Re: Spurious instability with NFSoRDMA under moderate load

"J. Bruce Fields" <bfields@xxxxxxxxxxxx> · Thu, 12 Aug 2021 11:40:01 -0400

On Wed, Aug 11, 2021 at 04:40:04PM -0400, Olga Kornievskaia wrote:
> On Wed, Aug 11, 2021 at 4:14 PM J. Bruce Fields <bfields@xxxxxxxxxxxx> wrote:
> >
> > On Wed, Aug 11, 2021 at 08:01:30PM +0000, Chuck Lever III wrote:
> > > Probably not just CB_RECALL, but agreed, there doesn't seem to
> > > be any mechanism that can re-drive callback operations when the
> > > backchannel is replaced.
> >
> > The nfsd4_queue_cb() in nfsd4_cb_release() should queue a work item
> > to run nfsd4_run_cb_work, which should set up another callback client if
> > necessary.

But I think the result is it'll look to see if there's another
connection available for callbacks, and give up immediately if not.

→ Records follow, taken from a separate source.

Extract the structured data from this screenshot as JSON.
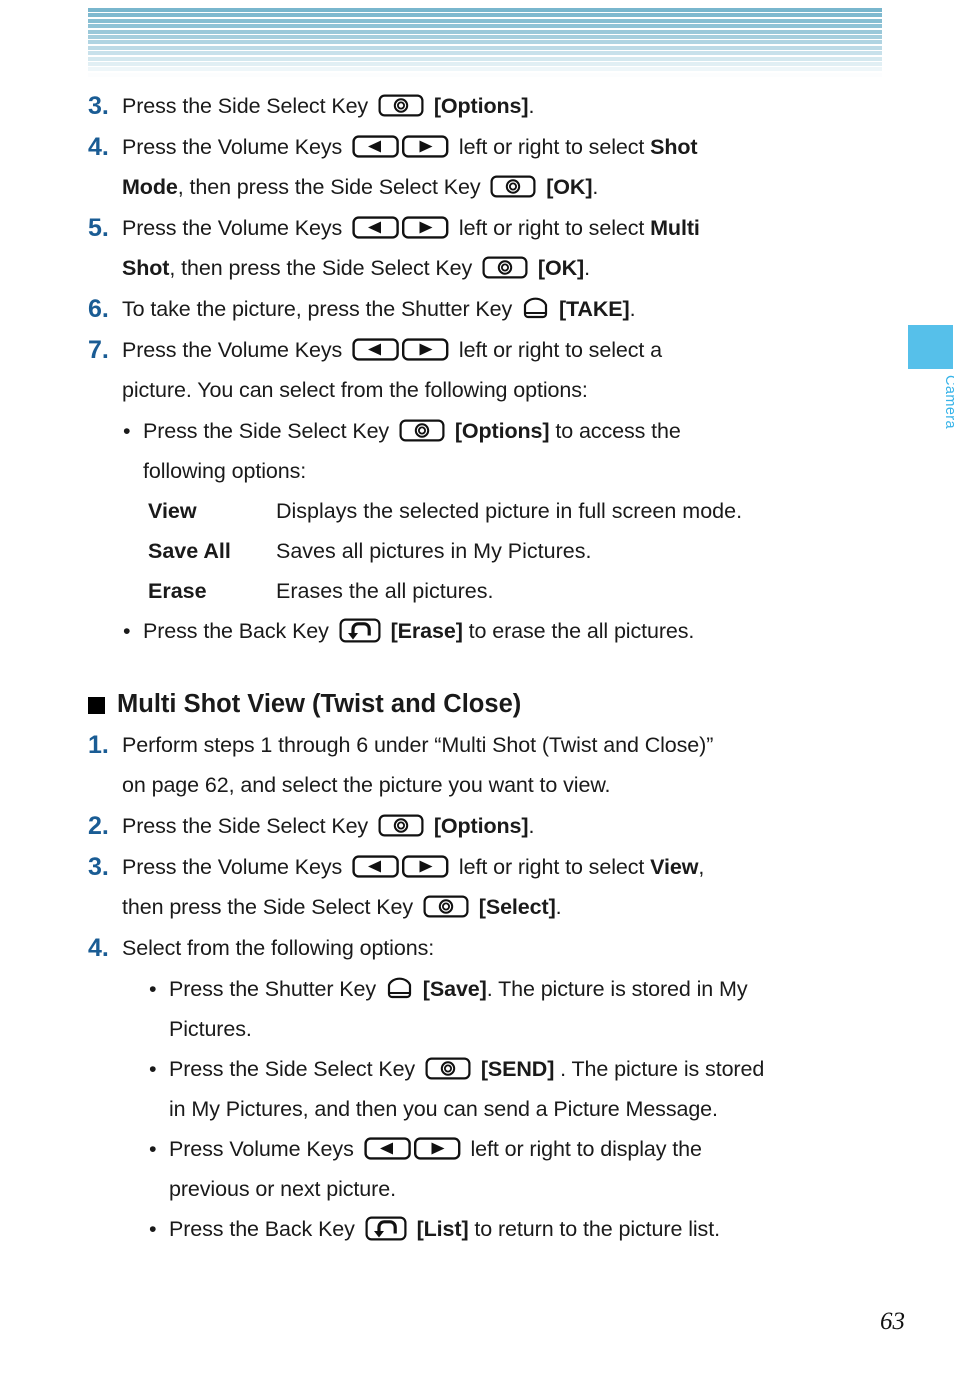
{
  "page": {
    "number": "63",
    "side_tab_label": "Camera",
    "accent_blue": "#1a5c94",
    "tab_blue": "#56c0ea",
    "tab_text_blue": "#36b3e8",
    "header_stripe_top_color": "#79b6cd",
    "header_stripe_bottom_color": "#fbfdfe"
  },
  "steps_top": [
    {
      "num": "3.",
      "lines": [
        [
          {
            "t": "text",
            "v": "Press the Side Select Key "
          },
          {
            "t": "icon",
            "v": "side-select-key-icon"
          },
          {
            "t": "text",
            "v": " "
          },
          {
            "t": "bold",
            "v": "[Options]"
          },
          {
            "t": "text",
            "v": "."
          }
        ]
      ]
    },
    {
      "num": "4.",
      "lines": [
        [
          {
            "t": "text",
            "v": "Press the Volume Keys "
          },
          {
            "t": "icon",
            "v": "volume-keys-icon"
          },
          {
            "t": "text",
            "v": " left or right to select "
          },
          {
            "t": "bold",
            "v": "Shot"
          }
        ],
        [
          {
            "t": "bold",
            "v": "Mode"
          },
          {
            "t": "text",
            "v": ", then press the Side Select Key "
          },
          {
            "t": "icon",
            "v": "side-select-key-icon"
          },
          {
            "t": "text",
            "v": " "
          },
          {
            "t": "bold",
            "v": "[OK]"
          },
          {
            "t": "text",
            "v": "."
          }
        ]
      ]
    },
    {
      "num": "5.",
      "lines": [
        [
          {
            "t": "text",
            "v": "Press the Volume Keys "
          },
          {
            "t": "icon",
            "v": "volume-keys-icon"
          },
          {
            "t": "text",
            "v": " left or right to select "
          },
          {
            "t": "bold",
            "v": "Multi"
          }
        ],
        [
          {
            "t": "bold",
            "v": "Shot"
          },
          {
            "t": "text",
            "v": ", then press the Side Select Key "
          },
          {
            "t": "icon",
            "v": "side-select-key-icon"
          },
          {
            "t": "text",
            "v": " "
          },
          {
            "t": "bold",
            "v": "[OK]"
          },
          {
            "t": "text",
            "v": "."
          }
        ]
      ]
    },
    {
      "num": "6.",
      "lines": [
        [
          {
            "t": "text",
            "v": "To take the picture, press the Shutter Key "
          },
          {
            "t": "icon",
            "v": "shutter-key-icon"
          },
          {
            "t": "text",
            "v": " "
          },
          {
            "t": "bold",
            "v": "[TAKE]"
          },
          {
            "t": "text",
            "v": "."
          }
        ]
      ]
    },
    {
      "num": "7.",
      "lines": [
        [
          {
            "t": "text",
            "v": "Press the Volume Keys "
          },
          {
            "t": "icon",
            "v": "volume-keys-icon"
          },
          {
            "t": "text",
            "v": " left or right to select a"
          }
        ],
        [
          {
            "t": "text",
            "v": "picture. You can select from the following options:"
          }
        ]
      ]
    }
  ],
  "step7_bullets": [
    {
      "lines": [
        [
          {
            "t": "text",
            "v": "Press the Side Select Key "
          },
          {
            "t": "icon",
            "v": "side-select-key-icon"
          },
          {
            "t": "text",
            "v": " "
          },
          {
            "t": "bold",
            "v": "[Options]"
          },
          {
            "t": "text",
            "v": " to access the"
          }
        ],
        [
          {
            "t": "text",
            "v": "following options:"
          }
        ]
      ]
    }
  ],
  "options_table": [
    {
      "term": "View",
      "def": "Displays the selected picture in full screen mode."
    },
    {
      "term": "Save All",
      "def": "Saves all pictures in My Pictures."
    },
    {
      "term": "Erase",
      "def": "Erases the all pictures."
    }
  ],
  "step7_bullet_last": {
    "lines": [
      [
        {
          "t": "text",
          "v": "Press the Back Key "
        },
        {
          "t": "icon",
          "v": "back-key-icon"
        },
        {
          "t": "text",
          "v": " "
        },
        {
          "t": "bold",
          "v": "[Erase]"
        },
        {
          "t": "text",
          "v": " to erase the all pictures."
        }
      ]
    ]
  },
  "section": {
    "heading": "Multi Shot View (Twist and Close)",
    "bullet_glyph": "square"
  },
  "steps_bottom": [
    {
      "num": "1.",
      "lines": [
        [
          {
            "t": "text",
            "v": "Perform steps 1 through 6 under “Multi Shot (Twist and Close)”"
          }
        ],
        [
          {
            "t": "text",
            "v": "on page 62, and select the picture you want to view."
          }
        ]
      ]
    },
    {
      "num": "2.",
      "lines": [
        [
          {
            "t": "text",
            "v": "Press the Side Select Key "
          },
          {
            "t": "icon",
            "v": "side-select-key-icon"
          },
          {
            "t": "text",
            "v": " "
          },
          {
            "t": "bold",
            "v": "[Options]"
          },
          {
            "t": "text",
            "v": "."
          }
        ]
      ]
    },
    {
      "num": "3.",
      "lines": [
        [
          {
            "t": "text",
            "v": "Press the Volume Keys "
          },
          {
            "t": "icon",
            "v": "volume-keys-icon"
          },
          {
            "t": "text",
            "v": " left or right to select "
          },
          {
            "t": "bold",
            "v": "View"
          },
          {
            "t": "text",
            "v": ","
          }
        ],
        [
          {
            "t": "text",
            "v": "then press the Side Select Key "
          },
          {
            "t": "icon",
            "v": "side-select-key-icon"
          },
          {
            "t": "text",
            "v": " "
          },
          {
            "t": "bold",
            "v": "[Select]"
          },
          {
            "t": "text",
            "v": "."
          }
        ]
      ]
    },
    {
      "num": "4.",
      "lines": [
        [
          {
            "t": "text",
            "v": "Select from the following options:"
          }
        ]
      ]
    }
  ],
  "step4_bullets": [
    {
      "lines": [
        [
          {
            "t": "text",
            "v": "Press the Shutter Key "
          },
          {
            "t": "icon",
            "v": "shutter-key-icon"
          },
          {
            "t": "text",
            "v": " "
          },
          {
            "t": "bold",
            "v": "[Save]"
          },
          {
            "t": "text",
            "v": ". The picture is stored in My"
          }
        ],
        [
          {
            "t": "text",
            "v": "Pictures."
          }
        ]
      ]
    },
    {
      "lines": [
        [
          {
            "t": "text",
            "v": "Press the Side Select Key "
          },
          {
            "t": "icon",
            "v": "side-select-key-icon"
          },
          {
            "t": "text",
            "v": " "
          },
          {
            "t": "bold",
            "v": "[SEND]"
          },
          {
            "t": "text",
            "v": " . The picture is stored"
          }
        ],
        [
          {
            "t": "text",
            "v": "in My Pictures, and then you can send a Picture Message."
          }
        ]
      ]
    },
    {
      "lines": [
        [
          {
            "t": "text",
            "v": "Press Volume Keys "
          },
          {
            "t": "icon",
            "v": "volume-keys-icon"
          },
          {
            "t": "text",
            "v": " left or right to display the"
          }
        ],
        [
          {
            "t": "text",
            "v": "previous or next picture."
          }
        ]
      ]
    },
    {
      "lines": [
        [
          {
            "t": "text",
            "v": "Press the Back Key "
          },
          {
            "t": "icon",
            "v": "back-key-icon"
          },
          {
            "t": "text",
            "v": " "
          },
          {
            "t": "bold",
            "v": "[List]"
          },
          {
            "t": "text",
            "v": " to return to the picture list."
          }
        ]
      ]
    }
  ]
}
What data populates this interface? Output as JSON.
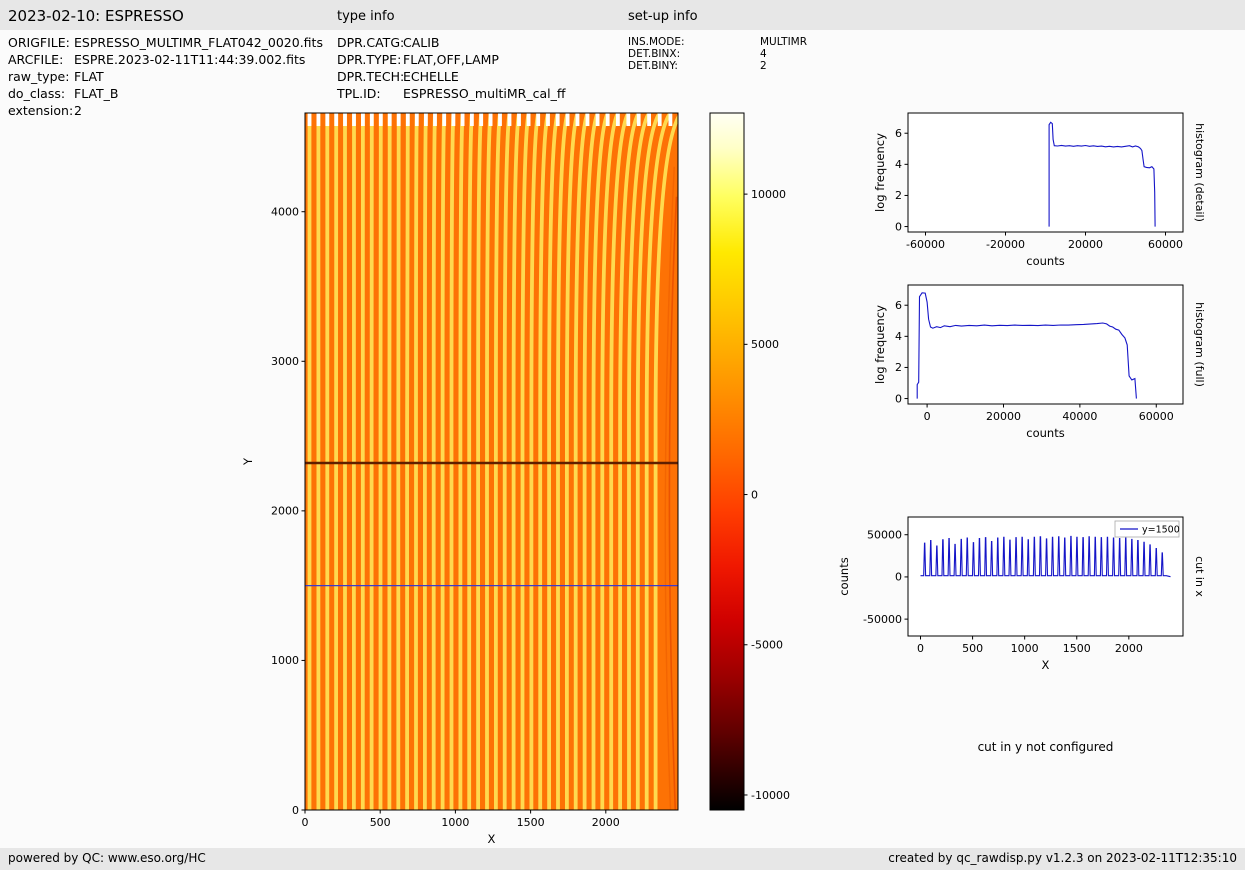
{
  "header": {
    "title": "2023-02-10: ESPRESSO",
    "type_info_label": "type info",
    "setup_info_label": "set-up info"
  },
  "metadata": {
    "file": [
      {
        "key": "ORIGFILE:",
        "value": "ESPRESSO_MULTIMR_FLAT042_0020.fits"
      },
      {
        "key": "ARCFILE:",
        "value": "ESPRE.2023-02-11T11:44:39.002.fits"
      },
      {
        "key": "raw_type:",
        "value": "FLAT"
      },
      {
        "key": "do_class:",
        "value": "FLAT_B"
      },
      {
        "key": "extension:",
        "value": "2"
      }
    ],
    "type_info": [
      {
        "key": "DPR.CATG:",
        "value": "CALIB"
      },
      {
        "key": "DPR.TYPE:",
        "value": "FLAT,OFF,LAMP"
      },
      {
        "key": "DPR.TECH:",
        "value": "ECHELLE"
      },
      {
        "key": "TPL.ID:",
        "value": "ESPRESSO_multiMR_cal_ff"
      }
    ],
    "setup_info": [
      {
        "key": "INS.MODE:",
        "value": "MULTIMR"
      },
      {
        "key": "DET.BINX:",
        "value": "4"
      },
      {
        "key": "DET.BINY:",
        "value": "2"
      }
    ]
  },
  "notes": {
    "cut_in_y": "cut in y not configured"
  },
  "footer": {
    "left": "powered by QC: www.eso.org/HC",
    "right": "created by qc_rawdisp.py v1.2.3 on 2023-02-11T12:35:10"
  },
  "chart_data": [
    {
      "id": "raster",
      "type": "heatmap",
      "xlabel": "X",
      "ylabel": "Y",
      "xlim": [
        0,
        2480
      ],
      "ylim": [
        0,
        4660
      ],
      "xticks": [
        0,
        500,
        1000,
        1500,
        2000
      ],
      "yticks": [
        0,
        1000,
        2000,
        3000,
        4000
      ],
      "n_orders": 40,
      "order_x_first": 30,
      "order_x_spacing": 59,
      "order_curve_max_shift": 170,
      "background_color": "#fd7205",
      "stripe_color": "#ffd94f",
      "stripe_top_color": "#ffffff",
      "defect_row_y": 2320,
      "defect_row_color": "#5f1f00",
      "cut_line_y": 1500,
      "cut_line_color": "#3b3bd0",
      "colorbar": {
        "ticks": [
          10000,
          5000,
          0,
          -5000,
          -10000
        ],
        "vmax": 12700,
        "vmin": -10500,
        "gradient": [
          [
            0,
            "#fffff4"
          ],
          [
            0.05,
            "#ffffc8"
          ],
          [
            0.12,
            "#ffff60"
          ],
          [
            0.2,
            "#ffe900"
          ],
          [
            0.29,
            "#ffc300"
          ],
          [
            0.39,
            "#ff9600"
          ],
          [
            0.49,
            "#ff6800"
          ],
          [
            0.57,
            "#ff3e00"
          ],
          [
            0.65,
            "#f01800"
          ],
          [
            0.73,
            "#cf0000"
          ],
          [
            0.81,
            "#9b0000"
          ],
          [
            0.89,
            "#5f0000"
          ],
          [
            1,
            "#000000"
          ]
        ]
      }
    },
    {
      "id": "hist_detail",
      "type": "line",
      "xlabel": "counts",
      "ylabel": "log frequency",
      "right_label": "histogram (detail)",
      "xlim": [
        -68750,
        68750
      ],
      "ylim": [
        -0.35,
        7.3
      ],
      "xticks": [
        -60000,
        -20000,
        20000,
        60000
      ],
      "yticks": [
        0,
        2,
        4,
        6
      ],
      "line_color": "#1515c8",
      "points": [
        [
          1800,
          0
        ],
        [
          1800,
          6.55
        ],
        [
          2600,
          6.7
        ],
        [
          3400,
          6.62
        ],
        [
          3800,
          5.6
        ],
        [
          4400,
          5.2
        ],
        [
          6000,
          5.18
        ],
        [
          8000,
          5.22
        ],
        [
          10000,
          5.17
        ],
        [
          12000,
          5.2
        ],
        [
          14000,
          5.16
        ],
        [
          16000,
          5.2
        ],
        [
          18000,
          5.17
        ],
        [
          20000,
          5.21
        ],
        [
          22000,
          5.16
        ],
        [
          24000,
          5.19
        ],
        [
          26000,
          5.15
        ],
        [
          28000,
          5.17
        ],
        [
          30000,
          5.13
        ],
        [
          32000,
          5.16
        ],
        [
          34000,
          5.12
        ],
        [
          36000,
          5.15
        ],
        [
          38000,
          5.12
        ],
        [
          40000,
          5.16
        ],
        [
          42000,
          5.2
        ],
        [
          43500,
          5.12
        ],
        [
          45000,
          5.18
        ],
        [
          46500,
          5.12
        ],
        [
          47500,
          5.02
        ],
        [
          48200,
          4.88
        ],
        [
          48800,
          4.3
        ],
        [
          49300,
          3.85
        ],
        [
          50500,
          3.8
        ],
        [
          52000,
          3.78
        ],
        [
          53200,
          3.85
        ],
        [
          54200,
          3.7
        ],
        [
          54600,
          2.2
        ],
        [
          54800,
          0
        ]
      ]
    },
    {
      "id": "hist_full",
      "type": "line",
      "xlabel": "counts",
      "ylabel": "log frequency",
      "right_label": "histogram (full)",
      "xlim": [
        -5000,
        67000
      ],
      "ylim": [
        -0.35,
        7.3
      ],
      "xticks": [
        0,
        20000,
        40000,
        60000
      ],
      "yticks": [
        0,
        2,
        4,
        6
      ],
      "line_color": "#1515c8",
      "points": [
        [
          -2600,
          0
        ],
        [
          -2600,
          0.9
        ],
        [
          -2200,
          1.05
        ],
        [
          -2000,
          6.55
        ],
        [
          -1300,
          6.8
        ],
        [
          -500,
          6.78
        ],
        [
          0,
          6.2
        ],
        [
          400,
          5.1
        ],
        [
          900,
          4.6
        ],
        [
          1500,
          4.52
        ],
        [
          2500,
          4.62
        ],
        [
          3500,
          4.56
        ],
        [
          4500,
          4.68
        ],
        [
          6000,
          4.62
        ],
        [
          7500,
          4.7
        ],
        [
          9000,
          4.66
        ],
        [
          11000,
          4.7
        ],
        [
          13000,
          4.68
        ],
        [
          15000,
          4.72
        ],
        [
          17000,
          4.68
        ],
        [
          19000,
          4.71
        ],
        [
          21000,
          4.69
        ],
        [
          23000,
          4.72
        ],
        [
          25000,
          4.7
        ],
        [
          27000,
          4.71
        ],
        [
          29000,
          4.69
        ],
        [
          31000,
          4.72
        ],
        [
          33000,
          4.7
        ],
        [
          35000,
          4.73
        ],
        [
          37000,
          4.72
        ],
        [
          39000,
          4.75
        ],
        [
          41000,
          4.77
        ],
        [
          43000,
          4.8
        ],
        [
          44500,
          4.82
        ],
        [
          46000,
          4.86
        ],
        [
          47000,
          4.8
        ],
        [
          47800,
          4.66
        ],
        [
          48600,
          4.6
        ],
        [
          49400,
          4.46
        ],
        [
          50200,
          4.4
        ],
        [
          51000,
          4.12
        ],
        [
          51800,
          3.9
        ],
        [
          52400,
          3.45
        ],
        [
          52900,
          1.45
        ],
        [
          53600,
          1.2
        ],
        [
          54400,
          1.28
        ],
        [
          54800,
          0
        ]
      ]
    },
    {
      "id": "cut_x",
      "type": "line",
      "xlabel": "X",
      "ylabel": "counts",
      "right_label": "cut in x",
      "legend": "y=1500",
      "xlim": [
        -120,
        2520
      ],
      "ylim": [
        -70000,
        71000
      ],
      "xticks": [
        0,
        500,
        1000,
        1500,
        2000
      ],
      "yticks": [
        -50000,
        0,
        50000
      ],
      "line_color": "#1515c8",
      "baseline": 1500,
      "peak_half_width": 9,
      "x_end": 2400,
      "peaks": [
        [
          40,
          40000
        ],
        [
          98,
          43000
        ],
        [
          157,
          36500
        ],
        [
          215,
          44000
        ],
        [
          274,
          45500
        ],
        [
          332,
          38500
        ],
        [
          391,
          44500
        ],
        [
          449,
          46000
        ],
        [
          508,
          40500
        ],
        [
          566,
          45500
        ],
        [
          625,
          46500
        ],
        [
          683,
          42000
        ],
        [
          742,
          46000
        ],
        [
          800,
          47000
        ],
        [
          859,
          43500
        ],
        [
          917,
          46500
        ],
        [
          976,
          47000
        ],
        [
          1034,
          44000
        ],
        [
          1093,
          47000
        ],
        [
          1151,
          47500
        ],
        [
          1210,
          45000
        ],
        [
          1268,
          47000
        ],
        [
          1327,
          47500
        ],
        [
          1385,
          46000
        ],
        [
          1444,
          48000
        ],
        [
          1502,
          47000
        ],
        [
          1561,
          46500
        ],
        [
          1619,
          47500
        ],
        [
          1678,
          47000
        ],
        [
          1736,
          46500
        ],
        [
          1795,
          47000
        ],
        [
          1853,
          46000
        ],
        [
          1912,
          45500
        ],
        [
          1970,
          46000
        ],
        [
          2029,
          44500
        ],
        [
          2087,
          43000
        ],
        [
          2146,
          41000
        ],
        [
          2204,
          38000
        ],
        [
          2263,
          33500
        ],
        [
          2321,
          28500
        ]
      ]
    }
  ]
}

There's no logic to wait for the client to fix the problem.

> diff --git a/fs/nfsd/nfs4callback.c b/fs/nfsd/nfs4callback.c
> index 7325592b456e..ed0e76f7185c 100644
> --- a/fs/nfsd/nfs4callback.c
> +++ b/fs/nfsd/nfs4callback.c
> @@ -1191,6 +1191,7 @@ static void nfsd4_cb_done(struct rpc_task *task,
> void *calldata)
>                 case -ETIMEDOUT:
>                 case -EACCES:
>                         nfsd4_mark_cb_down(clp, task->tk_status);
> +                       cb->cb_need_restart = true;
>                 }
>                 break;
>         default:
> 
> Something like this should requeue and retry the callback?

I think we'd need more than just that.

--b.